Date: June 21 2018
Presenter(s): Leslie Z. Benet
Summary of the Presentation:
In 2005, Wu and Benet (Pharm Res 22:11-23) noted that a Biopharmaceutics Drug Disposition Classification System (BDDCS) could serve as the basis for predicting the importance of transporters in determining drug bioavailability and disposition. They reasoned that for highly soluble, highly permeable Class 1 compounds, metabolism would be the major route of elimination and that transporter effects on availability and disposition would be negligible. In contrast for the poorly permeable, high solubility Class 3 compounds and the poorly permeable, poorly soluble Class 4 compounds, metabolism would only play a minor role in drug elimination, with renal and biliary excretion of unchanged drug being the predominant routes of elimination. Uptake transporters would be major determinants of the bioavailability of these poorly permeable drugs and both uptake and efflux transporters could be important for drug elimination.

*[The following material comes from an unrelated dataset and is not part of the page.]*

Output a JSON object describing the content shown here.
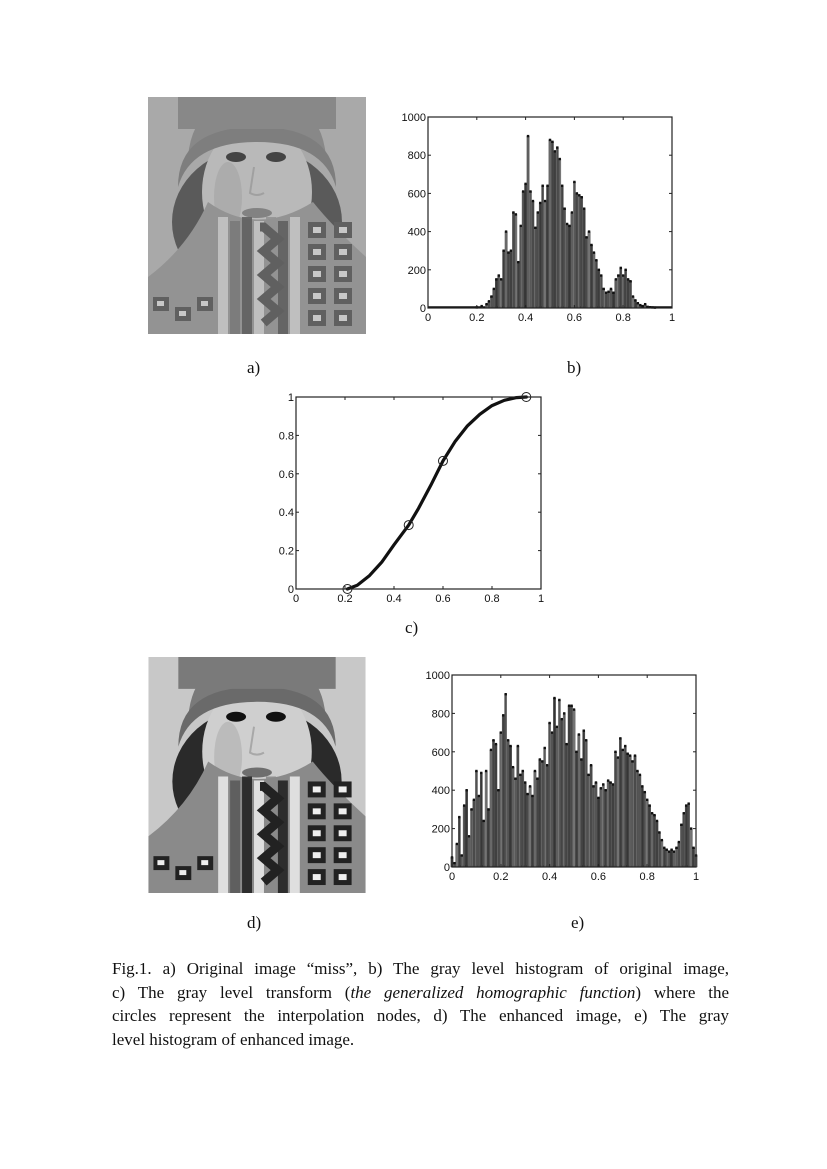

Highly permeable, poorly soluble, extensively metabolized Class 2 compounds constitute the majority of new molecular entities (NMEs) (~60%) and present the most complicated relationship in defining the impact of transporters due to the marked effects of transporter-enzyme interplay. Uptake transporters are unimportant for gut bioavailability, but can play a major role in hepatic elimination. Efflux transporters have major effects on bioavailability, metabolism and elimination of Class 2 drugs. In this talk I will review our cellular, animal and human studies to define transporter-enzyme and transporter-transporter interplav.
About the presenter:
Professor Department of Bioengineering and Therapeutic Sciences Schools of Pharmacy and Medicine University of California San Francisco, CA, USA
Dr. Benet, Professor and former Chairman (1978-1998), Department of Bioengineering and Therapeutic Sciences, Schools of Pharmacy and Medicine, University of California, San Francisco, received his A.B. (English), B.S. (Pharmacy), M.S. from the University of Michigan and Ph.D. from the University of California. He has received nine honorary doctorates. His research interests, more than 550 publications, 6 books and 12 patents are in the areas of pharmacokinetics, biopharmaceutics, drug delivery and pharmacodynamics. Dr. Benet is listed by Thompson Reuters as one of the most highly cited pharmacologists worldwide, with his published peer-reviewed papers cited more than 24,000 times. His recent work on the interplay of metabolic enzymes and transport proteins as related to oral bioavailability led to development of the Biopharmaceutics Drug Disposition Classification System (BDDCS). Dr. Benet was a Founder and first President of the American Association of Pharmaceutical Scientists (AAPS). Dr. Benet is an elected member of the National Academy of Medicine (formerly IOM) of the U.S. National Academy of Sciences and a member of the International Transporter Consortium.